Freitag, 27. Oktober 2017

Moment mal


Dass euer Kolumnator mitten in der Umschulung zum alten Sack begriffen ist, ist für euch treue Häschen ja nichts Neues. Damit geht manche Veränderung einher: Man wacht früher auf, hat mehr schon mal gesehen und nervt gerne mit der Versicherung, dass das jetzt aber nichts Neues ist. Positiv formuliert: Man neigt verstärkt der Skepsis zu.
Diese hat heute einen mittelmäßigen Ruf. Denn wir wissen eh, was Sache ist. Leistungsbereitschaft ist gut, Selbstausbeutung ist schlecht. Sexismus ist schlecht, Gender-Mainstreaming ist gut. Einbahnkommunikation ist schlecht, Vernetzung ist gut. Palmfett ist schlecht, vegan ist gut, dass Avocados nicht super sind, spricht sich gerade herum.
Weil wir eh immer schon Bescheid wissen, braucht niemand mehr skeptisch zu sein. Aber ehrlich: Ich wäre da skeptisch.
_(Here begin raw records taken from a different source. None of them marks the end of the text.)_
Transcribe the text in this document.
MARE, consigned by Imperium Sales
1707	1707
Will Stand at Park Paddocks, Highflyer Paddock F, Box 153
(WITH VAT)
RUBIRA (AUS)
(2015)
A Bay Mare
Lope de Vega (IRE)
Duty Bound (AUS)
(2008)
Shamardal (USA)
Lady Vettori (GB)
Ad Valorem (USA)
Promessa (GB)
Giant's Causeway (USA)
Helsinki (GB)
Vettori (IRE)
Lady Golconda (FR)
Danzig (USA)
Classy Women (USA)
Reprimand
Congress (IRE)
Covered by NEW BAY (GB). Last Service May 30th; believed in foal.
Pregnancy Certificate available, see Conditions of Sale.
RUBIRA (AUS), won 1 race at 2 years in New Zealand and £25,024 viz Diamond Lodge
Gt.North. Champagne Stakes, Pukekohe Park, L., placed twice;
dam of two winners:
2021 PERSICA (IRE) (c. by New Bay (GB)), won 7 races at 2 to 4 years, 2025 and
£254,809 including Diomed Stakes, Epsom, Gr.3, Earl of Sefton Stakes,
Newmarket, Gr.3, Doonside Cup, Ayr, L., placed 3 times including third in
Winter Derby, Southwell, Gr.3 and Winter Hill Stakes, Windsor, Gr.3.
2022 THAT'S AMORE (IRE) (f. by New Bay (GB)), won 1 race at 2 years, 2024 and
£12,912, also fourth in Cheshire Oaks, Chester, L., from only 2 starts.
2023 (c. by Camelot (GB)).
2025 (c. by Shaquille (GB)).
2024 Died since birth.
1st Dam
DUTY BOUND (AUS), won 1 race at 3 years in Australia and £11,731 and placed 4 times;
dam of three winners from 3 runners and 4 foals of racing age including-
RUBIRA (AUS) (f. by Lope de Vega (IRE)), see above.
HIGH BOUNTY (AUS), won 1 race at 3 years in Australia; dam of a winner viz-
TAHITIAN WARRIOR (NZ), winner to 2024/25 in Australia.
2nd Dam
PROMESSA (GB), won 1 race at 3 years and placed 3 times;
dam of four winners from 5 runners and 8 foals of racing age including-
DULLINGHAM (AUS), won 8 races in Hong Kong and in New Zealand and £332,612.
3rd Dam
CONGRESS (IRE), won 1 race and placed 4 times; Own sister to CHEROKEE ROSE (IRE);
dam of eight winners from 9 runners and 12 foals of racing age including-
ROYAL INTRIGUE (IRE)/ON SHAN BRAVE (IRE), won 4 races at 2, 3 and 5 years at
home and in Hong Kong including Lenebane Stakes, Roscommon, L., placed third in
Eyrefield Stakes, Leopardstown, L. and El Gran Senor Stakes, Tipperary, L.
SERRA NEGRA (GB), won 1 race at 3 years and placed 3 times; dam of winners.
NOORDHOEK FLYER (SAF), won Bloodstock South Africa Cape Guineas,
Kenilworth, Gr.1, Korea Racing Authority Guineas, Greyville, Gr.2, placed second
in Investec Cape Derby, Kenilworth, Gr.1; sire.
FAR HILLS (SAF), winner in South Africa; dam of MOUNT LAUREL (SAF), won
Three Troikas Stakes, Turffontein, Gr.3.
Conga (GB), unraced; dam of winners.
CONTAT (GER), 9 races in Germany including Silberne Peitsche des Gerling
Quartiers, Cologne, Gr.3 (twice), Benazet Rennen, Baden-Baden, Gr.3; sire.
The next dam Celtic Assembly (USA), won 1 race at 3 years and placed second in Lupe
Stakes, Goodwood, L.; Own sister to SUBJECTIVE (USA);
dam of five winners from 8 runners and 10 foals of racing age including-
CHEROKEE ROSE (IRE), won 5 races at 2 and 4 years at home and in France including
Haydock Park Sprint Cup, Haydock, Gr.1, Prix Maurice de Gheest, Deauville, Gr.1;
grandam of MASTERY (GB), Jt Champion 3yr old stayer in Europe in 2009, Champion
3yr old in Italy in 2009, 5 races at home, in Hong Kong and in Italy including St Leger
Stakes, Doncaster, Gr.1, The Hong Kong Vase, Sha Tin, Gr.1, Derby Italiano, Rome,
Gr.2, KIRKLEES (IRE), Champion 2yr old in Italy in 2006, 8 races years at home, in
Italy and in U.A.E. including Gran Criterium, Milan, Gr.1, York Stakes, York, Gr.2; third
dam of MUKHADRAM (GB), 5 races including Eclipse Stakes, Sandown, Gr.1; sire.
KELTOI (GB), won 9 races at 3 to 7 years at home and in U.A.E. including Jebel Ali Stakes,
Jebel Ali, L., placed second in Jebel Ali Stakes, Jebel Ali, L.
Denn was ist Skepsis anderes als die Schwester der Neugier? Die vernünftige, die dir die Autoschlüssel wegnimmt, wenn du lieber fahren würdest, weil du dir mit Gehen schon schwertust. Die langweilige, die eh verliebt ist, aber lieber trotzdem ein Kondom nimmt. Die uncoole, die das neue Gadget eh lässig findet, aber erst die zweite Generation kauft, wenn die Kinderkrankheiten geheilt sind.
Skepsis ist nicht geil, aber wenn man hin und wieder skeptisch ist, lebt man länger und erlebt vielleicht später noch was Geiles.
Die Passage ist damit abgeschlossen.